Para lembrar: 1) Pretensão da ECT a não recolher a taxa municipal exigida para a expedição de alvará de localização de agência postal: "O exercício do poder de polícia pelo Município, no caso, emerge de sua competência constitucional, compreendida no peculiar interesse da administração local. A expedição de alvará, para localização de quaisquer estabelecimentos, corresponde ao controle, legitimamente exercido pelo Município, sobre o ordenamento urbano, as atividades e interesses da comunidade. Não procede a alegação de que o exercício do poder de polícia pelo Município poderia comprometer o funcionamento do serviço federal monopolizado, que o ECT desempenha.

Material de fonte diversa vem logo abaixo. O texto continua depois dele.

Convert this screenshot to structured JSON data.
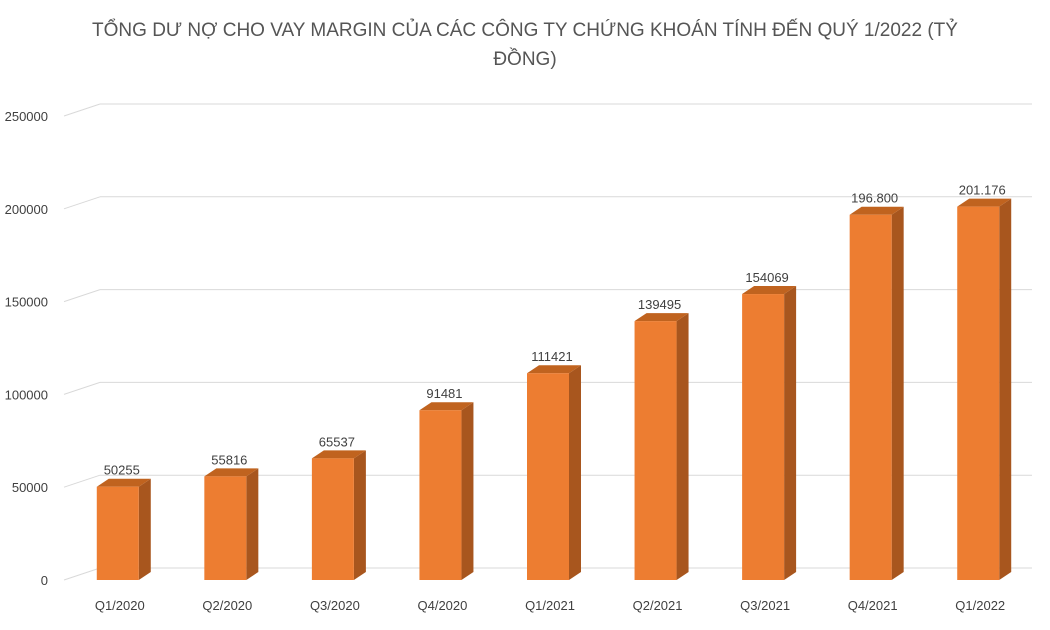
{
  "chart_data": {
    "type": "bar",
    "title": "TỔNG DƯ NỢ CHO VAY MARGIN CỦA CÁC CÔNG TY CHỨNG KHOÁN TÍNH ĐẾN QUÝ 1/2022 (TỶ ĐỒNG)",
    "xlabel": "",
    "ylabel": "",
    "ylim": [
      0,
      250000
    ],
    "yticks": [
      "0",
      "50000",
      "100000",
      "150000",
      "200000",
      "250000"
    ],
    "categories": [
      "Q1/2020",
      "Q2/2020",
      "Q3/2020",
      "Q4/2020",
      "Q1/2021",
      "Q2/2021",
      "Q3/2021",
      "Q4/2021",
      "Q1/2022"
    ],
    "values": [
      50255,
      55816,
      65537,
      91481,
      111421,
      139495,
      154069,
      196800,
      201176
    ],
    "data_labels": [
      "50255",
      "55816",
      "65537",
      "91481",
      "111421",
      "139495",
      "154069",
      "196.800",
      "201.176"
    ],
    "grid": true,
    "legend": "none",
    "colors": {
      "bar_front": "#ED7D31",
      "bar_side": "#A8561E",
      "bar_top": "#C0631F",
      "grid": "#D9D9D9",
      "text": "#404040"
    }
  }
}
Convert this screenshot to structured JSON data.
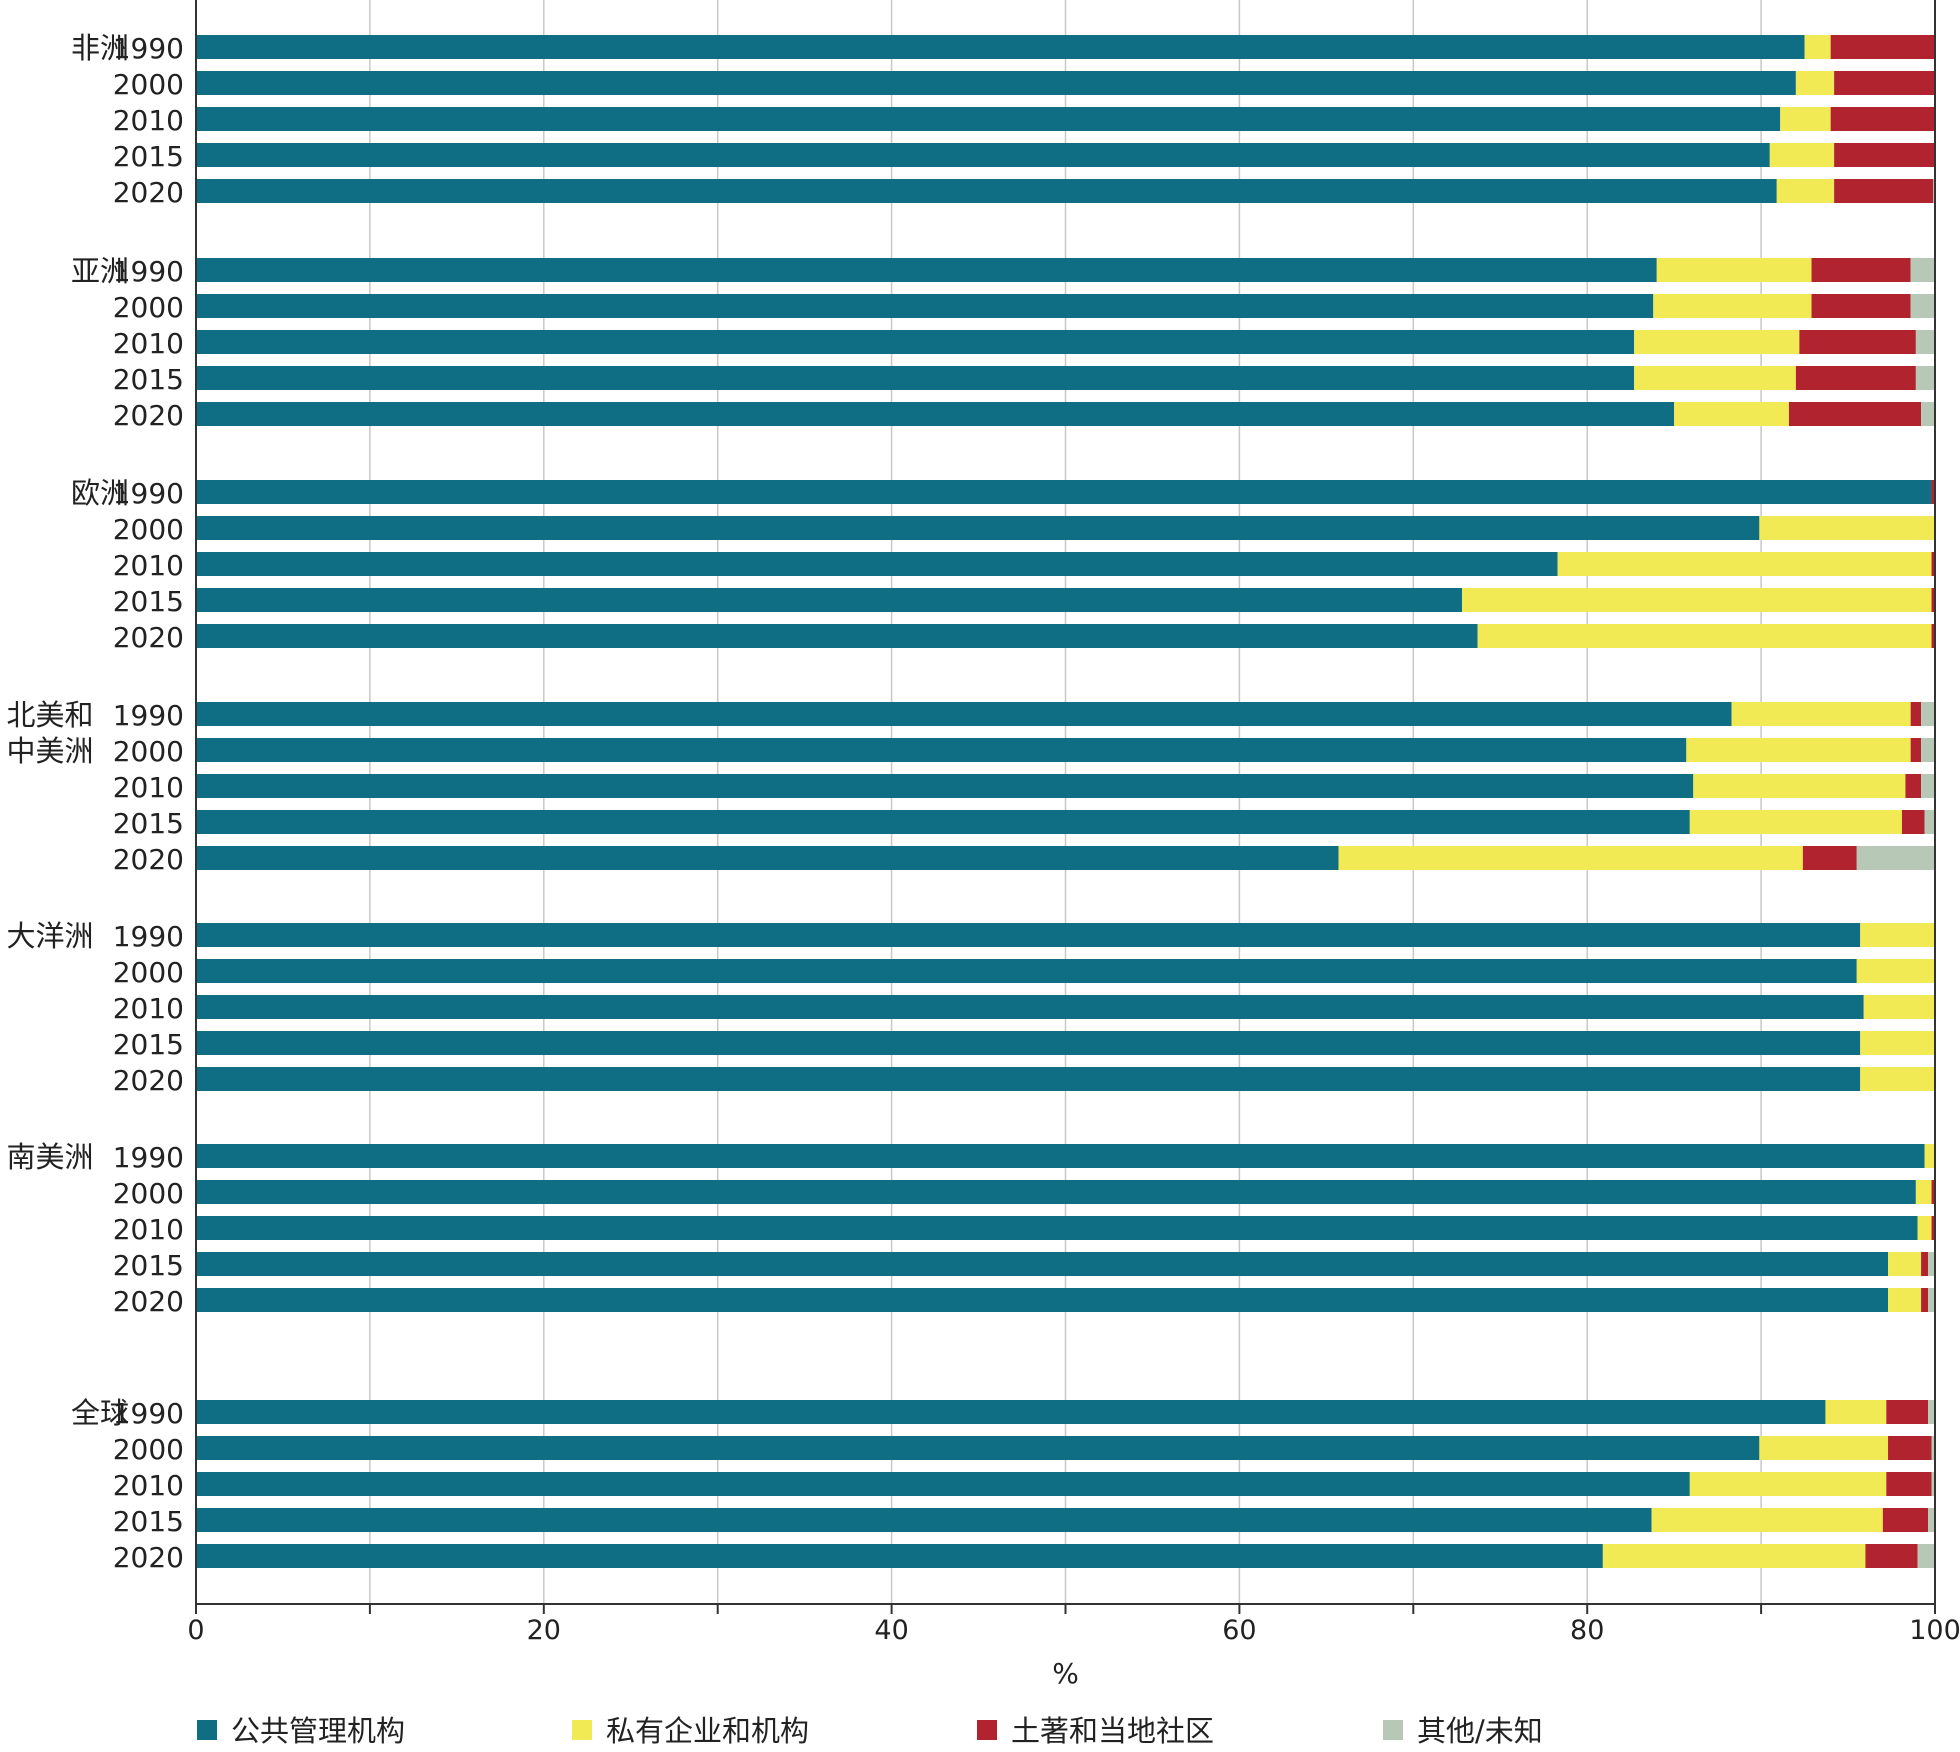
{
  "chart_data": {
    "type": "bar",
    "orientation": "horizontal",
    "stacked": true,
    "xlabel": "%",
    "xlim": [
      0,
      100
    ],
    "xticks": [
      0,
      20,
      40,
      60,
      80,
      100
    ],
    "grid": true,
    "legend_position": "bottom",
    "series": [
      {
        "name": "公共管理机构",
        "color": "#0f6e84"
      },
      {
        "name": "私有企业和机构",
        "color": "#f2ea55"
      },
      {
        "name": "土著和当地社区",
        "color": "#b1232f"
      },
      {
        "name": "其他/未知",
        "color": "#b8c8b6"
      }
    ],
    "groups": [
      {
        "region": "非洲",
        "rows": [
          {
            "year": "1990",
            "values": [
              92.5,
              1.5,
              6.0,
              0
            ]
          },
          {
            "year": "2000",
            "values": [
              92.0,
              2.2,
              5.8,
              0
            ]
          },
          {
            "year": "2010",
            "values": [
              91.1,
              2.9,
              6.0,
              0
            ]
          },
          {
            "year": "2015",
            "values": [
              90.5,
              3.7,
              5.8,
              0
            ]
          },
          {
            "year": "2020",
            "values": [
              90.9,
              3.3,
              5.7,
              0.1
            ]
          }
        ]
      },
      {
        "region": "亚洲",
        "rows": [
          {
            "year": "1990",
            "values": [
              84.0,
              8.9,
              5.7,
              1.4
            ]
          },
          {
            "year": "2000",
            "values": [
              83.8,
              9.1,
              5.7,
              1.4
            ]
          },
          {
            "year": "2010",
            "values": [
              82.7,
              9.5,
              6.7,
              1.1
            ]
          },
          {
            "year": "2015",
            "values": [
              82.7,
              9.3,
              6.9,
              1.1
            ]
          },
          {
            "year": "2020",
            "values": [
              85.0,
              6.6,
              7.6,
              0.8
            ]
          }
        ]
      },
      {
        "region": "欧洲",
        "rows": [
          {
            "year": "1990",
            "values": [
              99.8,
              0,
              0.2,
              0
            ]
          },
          {
            "year": "2000",
            "values": [
              89.9,
              10.1,
              0,
              0
            ]
          },
          {
            "year": "2010",
            "values": [
              78.3,
              21.5,
              0.2,
              0
            ]
          },
          {
            "year": "2015",
            "values": [
              72.8,
              27.0,
              0.2,
              0
            ]
          },
          {
            "year": "2020",
            "values": [
              73.7,
              26.1,
              0.2,
              0
            ]
          }
        ]
      },
      {
        "region": "北美和中美洲",
        "rows": [
          {
            "year": "1990",
            "values": [
              88.3,
              10.3,
              0.6,
              0.8
            ]
          },
          {
            "year": "2000",
            "values": [
              85.7,
              12.9,
              0.6,
              0.8
            ]
          },
          {
            "year": "2010",
            "values": [
              86.1,
              12.2,
              0.9,
              0.8
            ]
          },
          {
            "year": "2015",
            "values": [
              85.9,
              12.2,
              1.3,
              0.6
            ]
          },
          {
            "year": "2020",
            "values": [
              65.7,
              26.7,
              3.1,
              4.5
            ]
          }
        ]
      },
      {
        "region": "大洋洲",
        "rows": [
          {
            "year": "1990",
            "values": [
              95.7,
              4.3,
              0,
              0
            ]
          },
          {
            "year": "2000",
            "values": [
              95.5,
              4.5,
              0,
              0
            ]
          },
          {
            "year": "2010",
            "values": [
              95.9,
              4.1,
              0,
              0
            ]
          },
          {
            "year": "2015",
            "values": [
              95.7,
              4.3,
              0,
              0
            ]
          },
          {
            "year": "2020",
            "values": [
              95.7,
              4.3,
              0,
              0
            ]
          }
        ]
      },
      {
        "region": "南美洲",
        "rows": [
          {
            "year": "1990",
            "values": [
              99.4,
              0.6,
              0,
              0
            ]
          },
          {
            "year": "2000",
            "values": [
              98.9,
              0.9,
              0.2,
              0
            ]
          },
          {
            "year": "2010",
            "values": [
              99.0,
              0.8,
              0.2,
              0
            ]
          },
          {
            "year": "2015",
            "values": [
              97.3,
              1.9,
              0.4,
              0.4
            ]
          },
          {
            "year": "2020",
            "values": [
              97.3,
              1.9,
              0.4,
              0.4
            ]
          }
        ]
      },
      {
        "region": "全球",
        "rows": [
          {
            "year": "1990",
            "values": [
              93.7,
              3.5,
              2.4,
              0.4
            ]
          },
          {
            "year": "2000",
            "values": [
              89.9,
              7.4,
              2.5,
              0.2
            ]
          },
          {
            "year": "2010",
            "values": [
              85.9,
              11.3,
              2.6,
              0.2
            ]
          },
          {
            "year": "2015",
            "values": [
              83.7,
              13.3,
              2.6,
              0.4
            ]
          },
          {
            "year": "2020",
            "values": [
              80.9,
              15.1,
              3.0,
              1.0
            ]
          }
        ]
      }
    ]
  }
}
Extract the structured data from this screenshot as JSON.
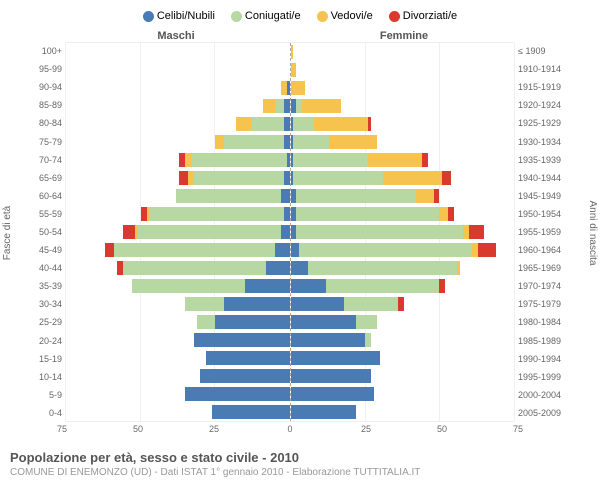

Se ocorrer abuso ou desvio de poder da autoridade municipal, no exercício de poder de polícia, a ordem jurídica dispõe de remédio eficaz a repará-lo. Segurança denegada. Recurso extraordinário não conhecido" (STF – RE 90.470-PB, Rel. Min. Néri da Silveira, j. em 10.12.1981 – Tribunal Pleno). – Grifo nosso. 2) Taxa de Localização e Funcionamento. Empresa Pública Federal: "I – É legítima a exigência, pelo Município, da Taxa de Localização e Funcionamento, a ela estando sujeitas todas as empresas, inclusive as empresas públicas federais que exploram atividades em todo o território nacional. II – Trata-se de gravame em razão dos serviços de peculiar interesse do Município. III – Apelação desprovida" (TRF da 1ª Região – 3ª Turma – AC 89.01.011598-7 – Rel. Juiz Vicente Leal – j. 25.09.90. DJU de 25.06.90, p. 13.770). – Grifo nosso. 3) Instalação de Agência da CEF – Taxa de Licença para Localização e Funcionamento. Poder de Polícia – Legalidade da exigência: "I - Legitimidade da Taxa Municipal de Localização, instituída pelo Município no exercício de sua competência e tendo em vista o seu poder de polícia. Precedentes: AC 68.274-PR – Rel. Min. Carlos Velloso – DJU, 27.11.1986. II – Apelação desprovida. Sentença confirmada" (STJ – RE 39.839-SP, 2ª Turma, Rel. Min. Américo Luz, j. 10.05.1995, DJU de 05.06.1995, p. 16.650) Roberto Adolfo Tauil.